# Does my rat get separation anxiety with ME?



## Cherubim (Dec 6, 2007)

My rat Squeakers. I take him out of the cage twice a day as do I take my other 3 out the same amount.. But umm I have NO IDEA why, everytime I open the cage, Squeakers is the first one to get to the door and he INSTANTLY jumps up to my shoulder as to expect I'm going to be taking him out. I know he really loves me but something has been goin' on. 

I close the cage door when I put him back, and it's like he gets angry that I put him back or anxious because he starts chewing on the bars of the cage. He only does this when I put him back in and it's really weird.. 

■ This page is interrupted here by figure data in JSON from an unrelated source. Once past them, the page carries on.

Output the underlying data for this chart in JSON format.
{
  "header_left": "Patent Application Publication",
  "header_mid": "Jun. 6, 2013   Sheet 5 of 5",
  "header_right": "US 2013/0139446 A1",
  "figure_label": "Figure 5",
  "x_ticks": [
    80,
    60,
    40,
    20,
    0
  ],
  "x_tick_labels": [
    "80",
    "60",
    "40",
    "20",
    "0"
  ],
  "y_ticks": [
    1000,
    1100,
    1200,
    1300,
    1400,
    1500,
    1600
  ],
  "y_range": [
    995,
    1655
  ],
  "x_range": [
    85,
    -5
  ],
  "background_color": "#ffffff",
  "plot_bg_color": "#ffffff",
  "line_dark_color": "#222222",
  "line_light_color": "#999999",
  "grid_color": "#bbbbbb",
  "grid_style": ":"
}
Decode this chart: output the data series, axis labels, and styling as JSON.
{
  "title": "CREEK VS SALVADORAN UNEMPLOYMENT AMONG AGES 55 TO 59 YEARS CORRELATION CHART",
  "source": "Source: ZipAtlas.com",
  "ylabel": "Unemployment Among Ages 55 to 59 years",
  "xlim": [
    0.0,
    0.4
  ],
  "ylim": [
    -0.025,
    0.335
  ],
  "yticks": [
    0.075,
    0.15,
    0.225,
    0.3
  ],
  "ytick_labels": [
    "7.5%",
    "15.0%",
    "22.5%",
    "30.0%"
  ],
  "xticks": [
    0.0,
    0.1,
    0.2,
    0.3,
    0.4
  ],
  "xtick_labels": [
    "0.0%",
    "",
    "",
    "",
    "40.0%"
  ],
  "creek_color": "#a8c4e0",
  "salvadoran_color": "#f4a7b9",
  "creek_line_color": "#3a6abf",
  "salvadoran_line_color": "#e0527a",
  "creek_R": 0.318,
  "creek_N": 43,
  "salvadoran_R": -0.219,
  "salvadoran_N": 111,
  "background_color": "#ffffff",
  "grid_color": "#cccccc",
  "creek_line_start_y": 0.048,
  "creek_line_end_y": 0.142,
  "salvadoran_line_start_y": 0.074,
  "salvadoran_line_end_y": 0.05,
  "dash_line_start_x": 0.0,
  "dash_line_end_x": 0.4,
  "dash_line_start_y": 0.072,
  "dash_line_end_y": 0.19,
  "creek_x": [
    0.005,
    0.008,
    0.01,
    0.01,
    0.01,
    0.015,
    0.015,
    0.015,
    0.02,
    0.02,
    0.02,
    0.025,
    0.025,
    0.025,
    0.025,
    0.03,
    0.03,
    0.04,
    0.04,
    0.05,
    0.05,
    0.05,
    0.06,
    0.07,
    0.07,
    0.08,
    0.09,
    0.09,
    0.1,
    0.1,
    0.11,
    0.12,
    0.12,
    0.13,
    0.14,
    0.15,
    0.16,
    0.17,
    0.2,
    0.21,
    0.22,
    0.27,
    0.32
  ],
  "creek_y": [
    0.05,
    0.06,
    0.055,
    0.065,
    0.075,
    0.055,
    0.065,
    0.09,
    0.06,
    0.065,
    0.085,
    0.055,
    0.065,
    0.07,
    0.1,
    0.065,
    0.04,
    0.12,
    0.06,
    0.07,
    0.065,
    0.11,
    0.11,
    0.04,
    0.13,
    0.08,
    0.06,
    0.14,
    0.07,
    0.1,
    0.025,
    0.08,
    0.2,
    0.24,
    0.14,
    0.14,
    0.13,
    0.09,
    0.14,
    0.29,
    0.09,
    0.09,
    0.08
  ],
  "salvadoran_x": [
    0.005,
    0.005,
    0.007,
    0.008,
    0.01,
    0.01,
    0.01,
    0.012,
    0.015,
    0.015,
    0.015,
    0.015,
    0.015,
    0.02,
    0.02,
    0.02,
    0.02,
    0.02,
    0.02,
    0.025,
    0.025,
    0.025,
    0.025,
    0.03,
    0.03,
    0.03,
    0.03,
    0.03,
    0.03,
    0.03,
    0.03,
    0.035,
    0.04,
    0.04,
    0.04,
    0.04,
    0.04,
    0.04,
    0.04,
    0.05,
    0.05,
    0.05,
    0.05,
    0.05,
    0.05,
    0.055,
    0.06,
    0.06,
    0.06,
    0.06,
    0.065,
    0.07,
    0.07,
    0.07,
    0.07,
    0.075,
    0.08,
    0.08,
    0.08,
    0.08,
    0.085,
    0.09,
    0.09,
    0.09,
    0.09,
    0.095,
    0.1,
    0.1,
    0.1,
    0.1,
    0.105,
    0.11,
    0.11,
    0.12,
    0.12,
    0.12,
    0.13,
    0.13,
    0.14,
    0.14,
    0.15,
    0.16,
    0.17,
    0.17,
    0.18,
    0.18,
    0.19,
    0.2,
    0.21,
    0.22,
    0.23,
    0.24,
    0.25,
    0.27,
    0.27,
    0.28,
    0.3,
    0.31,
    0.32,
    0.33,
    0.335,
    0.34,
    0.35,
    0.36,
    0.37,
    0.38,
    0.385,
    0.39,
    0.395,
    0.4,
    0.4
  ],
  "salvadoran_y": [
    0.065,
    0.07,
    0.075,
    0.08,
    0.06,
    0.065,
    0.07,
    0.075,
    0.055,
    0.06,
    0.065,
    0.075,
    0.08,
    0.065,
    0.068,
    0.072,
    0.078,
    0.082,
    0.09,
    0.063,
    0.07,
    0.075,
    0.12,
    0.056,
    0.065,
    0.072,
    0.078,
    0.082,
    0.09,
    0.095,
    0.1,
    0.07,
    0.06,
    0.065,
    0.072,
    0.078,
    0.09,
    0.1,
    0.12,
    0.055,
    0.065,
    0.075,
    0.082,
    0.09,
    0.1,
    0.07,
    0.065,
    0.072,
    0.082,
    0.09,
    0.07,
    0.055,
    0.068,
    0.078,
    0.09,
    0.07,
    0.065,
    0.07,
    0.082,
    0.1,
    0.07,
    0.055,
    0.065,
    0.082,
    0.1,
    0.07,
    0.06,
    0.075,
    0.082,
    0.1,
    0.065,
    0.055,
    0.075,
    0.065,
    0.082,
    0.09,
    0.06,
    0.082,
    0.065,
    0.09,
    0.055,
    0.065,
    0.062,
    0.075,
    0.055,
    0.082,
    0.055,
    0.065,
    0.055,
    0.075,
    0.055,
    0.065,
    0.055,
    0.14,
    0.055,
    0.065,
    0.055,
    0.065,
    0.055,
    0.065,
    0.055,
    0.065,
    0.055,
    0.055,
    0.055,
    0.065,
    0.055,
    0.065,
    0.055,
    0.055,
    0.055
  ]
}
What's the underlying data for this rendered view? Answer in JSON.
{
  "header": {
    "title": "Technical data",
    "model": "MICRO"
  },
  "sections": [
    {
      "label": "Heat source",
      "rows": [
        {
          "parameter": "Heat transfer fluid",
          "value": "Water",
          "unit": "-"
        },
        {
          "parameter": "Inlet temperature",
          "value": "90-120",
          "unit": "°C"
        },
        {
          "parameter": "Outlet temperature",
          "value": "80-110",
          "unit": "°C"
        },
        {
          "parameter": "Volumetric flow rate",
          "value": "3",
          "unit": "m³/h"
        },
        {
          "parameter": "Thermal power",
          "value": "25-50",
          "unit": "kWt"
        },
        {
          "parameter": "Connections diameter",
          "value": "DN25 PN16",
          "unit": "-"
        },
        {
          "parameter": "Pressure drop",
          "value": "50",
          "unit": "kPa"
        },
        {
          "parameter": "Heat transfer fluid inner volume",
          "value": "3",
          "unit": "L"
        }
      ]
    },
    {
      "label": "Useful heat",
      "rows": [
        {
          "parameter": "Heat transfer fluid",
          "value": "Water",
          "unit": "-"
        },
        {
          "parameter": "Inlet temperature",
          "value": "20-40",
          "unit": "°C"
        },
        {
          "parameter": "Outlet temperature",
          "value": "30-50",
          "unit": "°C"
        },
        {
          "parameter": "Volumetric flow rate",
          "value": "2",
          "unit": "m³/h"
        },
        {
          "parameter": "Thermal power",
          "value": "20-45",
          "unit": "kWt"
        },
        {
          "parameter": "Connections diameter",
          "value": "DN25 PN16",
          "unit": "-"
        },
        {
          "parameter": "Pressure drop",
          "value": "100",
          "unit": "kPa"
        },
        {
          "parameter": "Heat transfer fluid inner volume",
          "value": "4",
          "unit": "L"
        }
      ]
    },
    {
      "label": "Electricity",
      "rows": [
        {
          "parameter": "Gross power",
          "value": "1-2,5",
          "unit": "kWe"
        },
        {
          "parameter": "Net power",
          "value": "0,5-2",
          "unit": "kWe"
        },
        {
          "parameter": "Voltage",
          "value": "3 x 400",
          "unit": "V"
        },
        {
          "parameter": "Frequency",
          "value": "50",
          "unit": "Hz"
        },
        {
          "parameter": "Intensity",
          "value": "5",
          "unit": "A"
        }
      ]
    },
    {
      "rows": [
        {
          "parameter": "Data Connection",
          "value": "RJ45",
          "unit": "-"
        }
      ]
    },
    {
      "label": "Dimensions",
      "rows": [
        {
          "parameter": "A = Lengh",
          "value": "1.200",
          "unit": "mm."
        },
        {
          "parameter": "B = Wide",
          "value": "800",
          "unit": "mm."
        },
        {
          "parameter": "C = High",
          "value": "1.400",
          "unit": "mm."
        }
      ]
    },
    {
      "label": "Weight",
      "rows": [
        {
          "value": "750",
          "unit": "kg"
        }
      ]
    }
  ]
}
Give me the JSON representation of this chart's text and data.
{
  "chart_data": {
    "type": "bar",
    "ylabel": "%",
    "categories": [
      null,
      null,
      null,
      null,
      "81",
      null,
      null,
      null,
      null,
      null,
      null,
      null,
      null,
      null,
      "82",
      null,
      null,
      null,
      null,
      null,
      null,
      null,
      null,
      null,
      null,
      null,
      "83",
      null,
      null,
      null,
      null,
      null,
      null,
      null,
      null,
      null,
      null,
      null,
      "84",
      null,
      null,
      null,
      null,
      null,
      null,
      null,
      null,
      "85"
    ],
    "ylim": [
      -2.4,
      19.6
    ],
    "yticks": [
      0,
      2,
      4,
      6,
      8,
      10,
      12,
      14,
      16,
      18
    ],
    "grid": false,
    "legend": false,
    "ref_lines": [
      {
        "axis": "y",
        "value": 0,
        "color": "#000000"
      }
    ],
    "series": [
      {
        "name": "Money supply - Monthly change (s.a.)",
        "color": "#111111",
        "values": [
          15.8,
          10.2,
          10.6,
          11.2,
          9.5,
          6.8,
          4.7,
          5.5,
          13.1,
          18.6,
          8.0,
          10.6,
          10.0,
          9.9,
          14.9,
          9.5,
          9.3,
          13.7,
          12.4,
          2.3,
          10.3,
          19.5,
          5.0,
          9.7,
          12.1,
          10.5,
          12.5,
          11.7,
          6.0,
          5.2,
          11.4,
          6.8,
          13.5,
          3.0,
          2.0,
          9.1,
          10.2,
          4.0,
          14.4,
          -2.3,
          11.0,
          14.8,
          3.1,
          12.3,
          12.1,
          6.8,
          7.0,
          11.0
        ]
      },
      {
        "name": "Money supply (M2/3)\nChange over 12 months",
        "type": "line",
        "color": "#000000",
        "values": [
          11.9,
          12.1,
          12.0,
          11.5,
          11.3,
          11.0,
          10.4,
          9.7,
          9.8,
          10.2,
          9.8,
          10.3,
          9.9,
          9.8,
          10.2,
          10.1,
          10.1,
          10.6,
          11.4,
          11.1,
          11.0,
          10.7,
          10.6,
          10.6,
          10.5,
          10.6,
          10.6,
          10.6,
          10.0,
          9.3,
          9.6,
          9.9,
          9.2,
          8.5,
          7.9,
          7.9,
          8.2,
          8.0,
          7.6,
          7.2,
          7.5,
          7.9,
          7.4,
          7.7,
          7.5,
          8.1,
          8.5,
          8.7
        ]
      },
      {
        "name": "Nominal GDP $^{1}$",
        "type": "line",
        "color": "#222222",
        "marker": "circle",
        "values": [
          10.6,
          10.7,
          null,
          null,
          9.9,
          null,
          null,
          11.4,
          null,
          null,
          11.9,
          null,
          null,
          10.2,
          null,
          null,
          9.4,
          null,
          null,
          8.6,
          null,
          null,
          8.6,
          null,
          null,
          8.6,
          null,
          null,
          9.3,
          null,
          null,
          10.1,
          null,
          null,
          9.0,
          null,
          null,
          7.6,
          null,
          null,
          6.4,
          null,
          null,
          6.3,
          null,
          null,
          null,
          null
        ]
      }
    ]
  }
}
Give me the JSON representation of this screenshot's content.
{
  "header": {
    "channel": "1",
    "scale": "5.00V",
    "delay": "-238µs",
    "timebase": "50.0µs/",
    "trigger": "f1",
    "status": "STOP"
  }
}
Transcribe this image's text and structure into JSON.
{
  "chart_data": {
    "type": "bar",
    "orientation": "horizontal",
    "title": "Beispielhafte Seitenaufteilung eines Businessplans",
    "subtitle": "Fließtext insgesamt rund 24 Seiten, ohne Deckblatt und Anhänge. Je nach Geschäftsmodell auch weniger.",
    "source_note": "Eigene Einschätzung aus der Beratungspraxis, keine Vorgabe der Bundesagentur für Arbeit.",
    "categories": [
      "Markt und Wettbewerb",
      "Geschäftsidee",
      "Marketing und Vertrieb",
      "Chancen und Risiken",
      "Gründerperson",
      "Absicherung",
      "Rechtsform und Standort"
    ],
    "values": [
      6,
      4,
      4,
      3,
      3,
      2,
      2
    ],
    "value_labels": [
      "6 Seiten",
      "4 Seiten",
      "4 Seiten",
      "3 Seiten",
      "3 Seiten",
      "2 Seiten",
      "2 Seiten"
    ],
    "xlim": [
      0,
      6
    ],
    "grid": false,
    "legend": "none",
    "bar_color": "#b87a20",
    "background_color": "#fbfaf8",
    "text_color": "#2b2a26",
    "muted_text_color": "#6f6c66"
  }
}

Does anyone have any similar situations? Can anyone tell me what is going on? I mean, I don't know if I should be worried but DOES HE REALLY WANT TO BE WITH ME THAT MUCH?! ;-; When I take him out he's fine. :x

OH and EDIT: Before I close the door, I put him in and he bolts straight back to me, and I put him in again and he keeps trying to get back out to be with me and I keep putting him back and it's the same process until I shut the cage door. The others are just like "Meh."


----------



## Rumy91989 (Dec 31, 2012)

It's normal for some rats. You might want to see if there's anything you can do to keep him stimulated enough in the cage that he doesn't mind being in there. Also watch to make sure he's not being picked on by his cagemates. Otherwise, it just means he's bonded more to you than his cagemates, which isn't a big problem unless it makes you uncomfortable. Personally I find it flattering. I have two girls that would, if they could, spend 100% of their time with me. When I have them out freeranging (they have a large space to explore) they won't go anywhere where they can't see me, and they come back to groom me and play in my hair frequently. They're always pressed up against the cage when I come by, and I have to de-tangle them from my hair and put them way in the back of the cage so I can close the doors without hurting them when I'm putting them back. It makes me a little sad to put them back and walk away from the cage, but I know (because my fiance is home all day, mostly in that room) that when I'm gone they're perfectly happy to play around in the cage and with the other gals. They just prefer to be around me when I'm around. That's probably what's going on with your guy, though the chewing is a sign of stress so I'd make sure there aren't any issues with the cagemates. Is the cage big enough for all of them?


----------



## SeaMama (Feb 5, 2013)

My little Doka does this exact same thing! When I clean their cage, I let them have run of the room (the cage is in my daughter's play room so it's completely rat/kid proof). The other two go off to explore or (more likely) a place to curl up. Doka, on the other hand, tries to climb me to figure out what I'm doing to her house. It's not like she wants in or anything, she just wants to hang out with me and "help" me clean their cage (even though she's the opposite of helpful). Then when I put her back in her cage, she just wants back out to hang out with me some more. 
Silly girl!!


----------



## rattie_lovers (Mar 7, 2013)

Some rats do that because they have a lot of energy and want more bonding time others will do it because they have an overly dominant cage mate which means you need a bigger cage usually


----------



## eaturbyfill (Aug 23, 2012)

It sounds to me like he loves you and loves to play.  I would just try to give him plenty of stuff to do in the cage to keep him preoccupied.


----------



## JLSaufl (Jan 20, 2013)

One of my three is like that. He loooves to be by me, usually he's not on me, but he likes to be near me, sleeping or investigating. When I go to put him back, he refuses. Anytime I go into that room he runs to the door to be let out. When I try to get one of the others...he tries to sneak out. It makes me happy knowing he loves me that much.


----------



## preciouscreature (Feb 13, 2013)

Awwww just sounds like a very affectionate rattie! I think that's lucky 


Sent from Petguide.com Free App


----------



## Cherubim (Dec 6, 2007)

I put more things in the cage like tubes, more bandana hammocks *I make my own hammocks* some little balls, bells etc.. And he STILL does it XD I think it's just his love for me that's greater than anyone imagined. He just prefers to be out I guess. The cage is pretty big too so that can't be it. He just loves the attention. :3


----------